Nobelpreis für Physiologie oder Medizin: Müllabfuhr in den Zellen

Ohne eine effektive Müllabfuhr würde eine Körperzelle nicht lange existieren. Der Japaner Yoshinori Ohsumi hat aufgedeckt, wie das funktioniert.

Nobelpreisträger Yoshinori Ohsumi

Klärte die Mechanismen der Abfallbeseitigung in Körperzellen auf: Yoshinori Ohsumi Foto: Kyodo/reuters

München taz | Würde nicht ab und zu aufgeräumt, sähe es in menschlichen Zellen schnell chaotisch aus. Alsbald würden defekte Organellen wie Mitochondrien durch das zähflüssige Plasma wabern, pathogene Keime könnten ungehindert Schaden anrichten, falsch gefaltete Proteine ebenso – sie sind toxisch für Zellen. Damit Zellen überhaupt überlebensfähig sind und funktionieren, hat die Evolution ihnen darum einen Putzdienst organisiert. Der Aufräumprozess, bei dem die Zelle defekte Moleküle in blasenartige Gebilde einschließt, anschließend zerstört und recycelt heißt „Autophagie“.

Yoshinori Ohsumi, Zellbiologe am Institute of Technology in Tokio, hat wesentlich zum Verständnis, wie dieser Mechanismus gesteuert wird, beigetragen. Und weil Autophagie bei Infektionen, Alterungsprozessen und zahlreichen Krankheiten eine wichtige Rolle spielt, hat ihm das Nobel-Komitee dieses Jahr den Preis für Medizin verliehen.

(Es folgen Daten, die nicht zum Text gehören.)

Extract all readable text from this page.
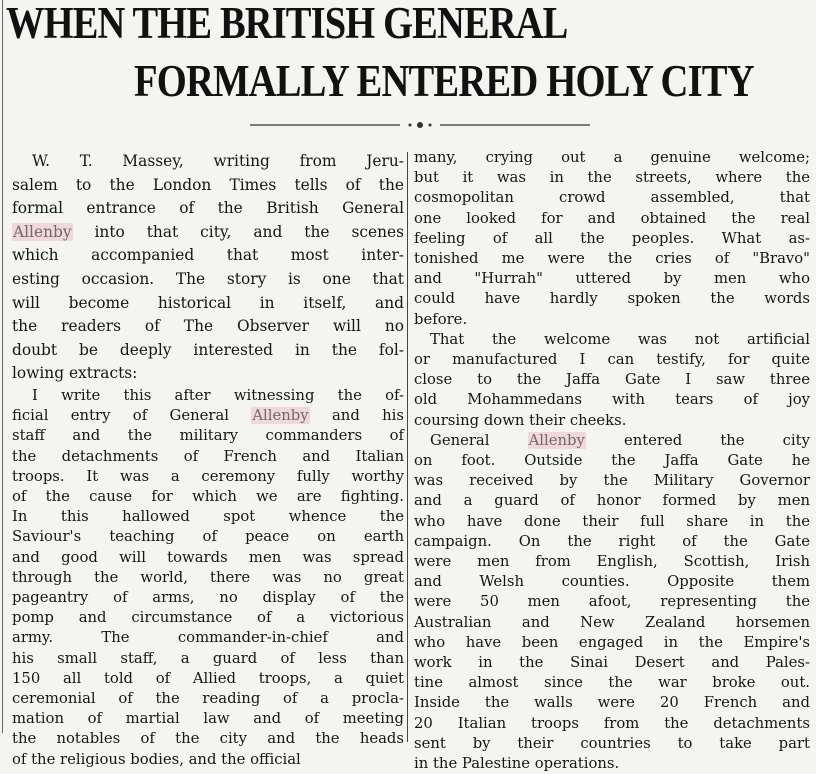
WHEN THE BRITISH GENERAL
FORMALLY ENTERED HOLY CITY

W. T. Massey, writing from Jeru-
salem to the London Times tells of the
formal entrance of the British General
Allenby into that city, and the scenes
which accompanied that most inter-
esting occasion. The story is one that
will become historical in itself, and
the readers of The Observer will no
doubt be deeply interested in the fol-
lowing extracts:

I write this after witnessing the of-
ficial entry of General Allenby and his
staff and the military commanders of
the detachments of French and Italian
troops. It was a ceremony fully worthy
of the cause for which we are fighting.
In this hallowed spot whence the
Saviour's teaching of peace on earth
and good will towards men was spread
through the world, there was no great
pageantry of arms, no display of the
pomp and circumstance of a victorious
army. The commander-in-chief and
his small staff, a guard of less than
150 all told of Allied troops, a quiet
ceremonial of the reading of a procla-
mation of martial law and of meeting
the notables of the city and the heads
of the religious bodies, and the official

many, crying out a genuine welcome;
but it was in the streets, where the
cosmopolitan crowd assembled, that
one looked for and obtained the real
feeling of all the peoples. What as-
tonished me were the cries of "Bravo"
and "Hurrah" uttered by men who
could have hardly spoken the words
before.

That the welcome was not artificial
or manufactured I can testify, for quite
close to the Jaffa Gate I saw three
old Mohammedans with tears of joy
coursing down their cheeks.

General Allenby	entered the city
on foot. Outside the Jaffa Gate he
was received by the Military Governor
and a guard of honor formed by men
who have done their full share in the
campaign. On the right of the Gate
were men from English, Scottish, Irish
and Welsh counties. Opposite them
were 50 men afoot, representing the
Australian and New Zealand horsemen
who have been engaged in the Empire's
work in the Sinai Desert and Pales-
tine almost since the war broke out.
Inside the walls were 20 French and
20 Italian troops from the detachments
sent by their countries to take part
in the Palestine operations.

Zwar hatten Forscher bereits in den 1960er Jahren das Prinzip entdeckt und beschrieben. Lange war jedoch unklar, wie bedeutend Autophagie für die Balance in der Zelle ist und wie sie überhaupt gelenkt wird.

Doch Ohsumi hat sich für den Putzdienst interessiert. In den 1990er Jahren züchtete er spezielle Hefezellen und deckte die Erbanlagen, die er ATG-Gene taufte, und die dazugehörigen Enzyme auf, die an dem mehrstufigen Prozess beteiligt sind.

„Brillante Experimente“ nannte das Nobel-Komitee diese Arbeiten. Schließlich ist die Autophagie ein laufender Prozess, beteiligte Transportvehikel sind sehr kurzlebig und konnten daher nur schwer beobachtet werden.

Dank Ohsumi weiß man heute: Rezeptormoleküle erkennen toxische Proteine, Viren oder defekte Organellen. Diese werden in Autophagosomen, doppelwandige Bläschen, eingesperrt und zum zelleigenen Wertstoffhof, den Lysosomen, transportiert. Dort zerlegen Enzyme die Proteinfragmente vollständig und machen sie unschädlich.

Ein Ansatz für eine Therapie

Der japanische Forscher fand auch heraus, dass homologe Gene, Gene also, die die gleichen Funktionen ausüben, auch im Menschen existieren. Ist der Aufräumdienst nicht am Werk, führt das zu Krankheiten wie Parkinson, Diabetes, Herzkrankheiten oder Krebs. So ist das Gen BECN1 auffällig häufig bei Brust- und Eierstockkrebs-Patientinnen mutiert. Es reguliert erste Schritte bei dem Aufräumprozess. Ohsumis Entdeckungen gelten darum auch als Grundlage, um mögliche Therapien zu entwickeln.

Ohsumi hat viele andere Wissenschaftler inspiriert. Und so ist die Autophagie heute einer der am intensivsten studierten Prozesse in der Biomedizin. Laut dem Nobel-Komitee gab es seit dem Jahr 2000 einen erheblichen Anstieg an Publikationen zu dem Thema.

Dabei sah es erst mal nicht so aus, als würde Ohsumi in der Forschung reüssieren. Denn nach seiner Promotion an der Universität in Tokio im Jahr 1974 fand er zuerst keine Stelle und war frustriert, wie er einmal in einem Interview sagte.

Sein Doktorvater vermittelte ihn schließlich für drei Jahre an die Rockefeller University in New York, wo er zuerst zum Thema „In-vitro-Fertilisation“ bei Mäusen forschte. Zurück in Japan, gründete er dann eine eigene Arbeitsgruppe, um sich mit der wenig beachteten Autophagie zu beschäftigen.

Vielleicht ist ja der etwas holprige Aufstieg der Grund dafür, dass Ohsumi bescheiden geblieben ist. Als er benachrichtigt wurde, soll er über die Auszeichnung aus Stockholm überrascht gewesen sein. Kollegen hatten dagegen den Nobelpreis für den Japaner schon länger erwartet.